How to not wait for your customer
Deflated in the doorway he wilts, waiting for someone to walk in. He could be busy with possibility, but instead, he is empty with apathy and expectations unmet. He smiles feebly as you walk passed. Of course, you don’t stop. Why would you, to that face?
He’s not your job. You’re job is to eat something delicious and exactly what you feel like in an environment that is alive. He’s making you feel like your job is to make him custom. He doesn’t see this, of course. He blames the weather, the economic climate, the new restaurant next door. Never his wilt.
Trying something new, he puts a waitress in the doorway in his stead. She smiles somewhat less feebly as you walk passed. Says hello. Asks your already accelerating self if you’d like to see a menu. Disappointment looms again – a grey ghost seeping over the shoulders of her efforts towards the street.
They could both be busy with possibility – with chalking a beautiful new menu board, with shining the windows til they are like diamonds, with podding fresh peas from seats out front. But instead, they’re doubling their drab vibe with misplaced niceties and loaded expectation.
Walking by yet again, you think, do you already owe them something? Of course not, which is why you keep walking passed not walking in, towards places that can be explored without pressure, where you can soak in some of the ambience before you commit to a meal.
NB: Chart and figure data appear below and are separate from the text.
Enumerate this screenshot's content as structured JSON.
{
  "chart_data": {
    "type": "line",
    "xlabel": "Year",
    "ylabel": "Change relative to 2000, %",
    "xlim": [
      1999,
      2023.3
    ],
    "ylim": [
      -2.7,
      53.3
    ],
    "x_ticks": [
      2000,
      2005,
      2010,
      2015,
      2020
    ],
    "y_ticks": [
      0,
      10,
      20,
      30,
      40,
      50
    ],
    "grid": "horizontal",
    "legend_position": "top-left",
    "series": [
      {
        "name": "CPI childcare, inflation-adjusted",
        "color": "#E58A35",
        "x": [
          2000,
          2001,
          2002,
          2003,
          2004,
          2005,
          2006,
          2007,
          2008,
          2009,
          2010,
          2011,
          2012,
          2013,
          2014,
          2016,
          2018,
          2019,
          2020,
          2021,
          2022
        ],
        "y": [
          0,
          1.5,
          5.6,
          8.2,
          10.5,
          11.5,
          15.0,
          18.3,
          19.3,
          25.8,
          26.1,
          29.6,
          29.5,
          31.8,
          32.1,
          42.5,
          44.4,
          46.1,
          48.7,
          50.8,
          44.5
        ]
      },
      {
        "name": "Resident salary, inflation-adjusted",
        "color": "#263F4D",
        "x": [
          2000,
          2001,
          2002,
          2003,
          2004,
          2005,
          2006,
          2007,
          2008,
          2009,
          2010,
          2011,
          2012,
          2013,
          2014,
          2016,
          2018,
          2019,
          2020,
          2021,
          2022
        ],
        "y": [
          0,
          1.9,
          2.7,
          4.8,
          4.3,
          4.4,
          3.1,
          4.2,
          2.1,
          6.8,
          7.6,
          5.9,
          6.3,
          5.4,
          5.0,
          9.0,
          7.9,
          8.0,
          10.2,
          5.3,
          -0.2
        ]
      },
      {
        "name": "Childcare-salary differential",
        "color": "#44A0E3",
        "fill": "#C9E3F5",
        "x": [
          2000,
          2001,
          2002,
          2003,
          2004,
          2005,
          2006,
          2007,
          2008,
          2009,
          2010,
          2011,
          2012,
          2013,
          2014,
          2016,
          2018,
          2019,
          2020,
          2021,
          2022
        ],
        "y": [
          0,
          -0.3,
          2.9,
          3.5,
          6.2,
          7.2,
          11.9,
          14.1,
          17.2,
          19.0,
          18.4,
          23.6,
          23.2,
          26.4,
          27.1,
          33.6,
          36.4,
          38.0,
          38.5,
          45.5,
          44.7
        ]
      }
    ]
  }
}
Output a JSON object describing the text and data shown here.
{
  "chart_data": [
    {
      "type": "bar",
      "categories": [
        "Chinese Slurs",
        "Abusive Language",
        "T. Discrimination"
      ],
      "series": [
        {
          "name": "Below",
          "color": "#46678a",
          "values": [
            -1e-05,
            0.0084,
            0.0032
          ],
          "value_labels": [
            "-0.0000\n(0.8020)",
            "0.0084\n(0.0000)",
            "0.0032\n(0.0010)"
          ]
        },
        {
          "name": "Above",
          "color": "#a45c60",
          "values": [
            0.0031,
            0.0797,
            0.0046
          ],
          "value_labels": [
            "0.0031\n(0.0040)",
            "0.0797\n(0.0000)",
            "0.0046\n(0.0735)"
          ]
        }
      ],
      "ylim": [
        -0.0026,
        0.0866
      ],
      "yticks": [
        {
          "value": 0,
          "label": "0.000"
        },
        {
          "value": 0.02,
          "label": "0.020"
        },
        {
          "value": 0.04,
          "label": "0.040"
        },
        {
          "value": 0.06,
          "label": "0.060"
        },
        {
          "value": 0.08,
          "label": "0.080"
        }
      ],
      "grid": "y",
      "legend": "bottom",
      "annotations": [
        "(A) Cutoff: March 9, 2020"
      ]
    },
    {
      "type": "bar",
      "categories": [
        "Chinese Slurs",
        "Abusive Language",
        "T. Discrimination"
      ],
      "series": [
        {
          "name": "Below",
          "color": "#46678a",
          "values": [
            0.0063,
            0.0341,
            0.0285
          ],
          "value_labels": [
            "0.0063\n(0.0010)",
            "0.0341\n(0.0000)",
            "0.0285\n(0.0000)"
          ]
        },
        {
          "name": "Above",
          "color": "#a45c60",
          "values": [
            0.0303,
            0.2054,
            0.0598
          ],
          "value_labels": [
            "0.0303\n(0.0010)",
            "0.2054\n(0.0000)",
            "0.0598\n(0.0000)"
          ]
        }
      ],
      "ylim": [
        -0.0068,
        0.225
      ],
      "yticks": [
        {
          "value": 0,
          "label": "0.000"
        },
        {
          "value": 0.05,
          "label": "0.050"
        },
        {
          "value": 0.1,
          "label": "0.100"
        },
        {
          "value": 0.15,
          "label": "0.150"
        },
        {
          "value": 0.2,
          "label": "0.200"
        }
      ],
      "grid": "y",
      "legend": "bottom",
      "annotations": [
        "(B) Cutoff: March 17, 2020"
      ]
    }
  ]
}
You don’t care if the place is empty, as long as you can explore the menu without their eyes on you. You may not owe them anything, but you certainly don’t want to be the target of their disappointment.
I, too, have fears that the custom won’t come in. And I actively attempt to make it my problem, not theirs. So, I try to begin my relationship with strangers walking by as accidental encounters. Not with expectations that they will stay, but with a hose in my hand in the front garden, or dirt under my nails repotting some figs. I disarm them with my complete involvement in making my space beautiful enough that someone (not them of course), but someone, would be crazy not to sit down. Clean your windows if you’re anxious. Doesn’t matter if you did it this morning, do it again. Polish cutlery with gusto, redo your signs, but don’t, whatever you do, wait.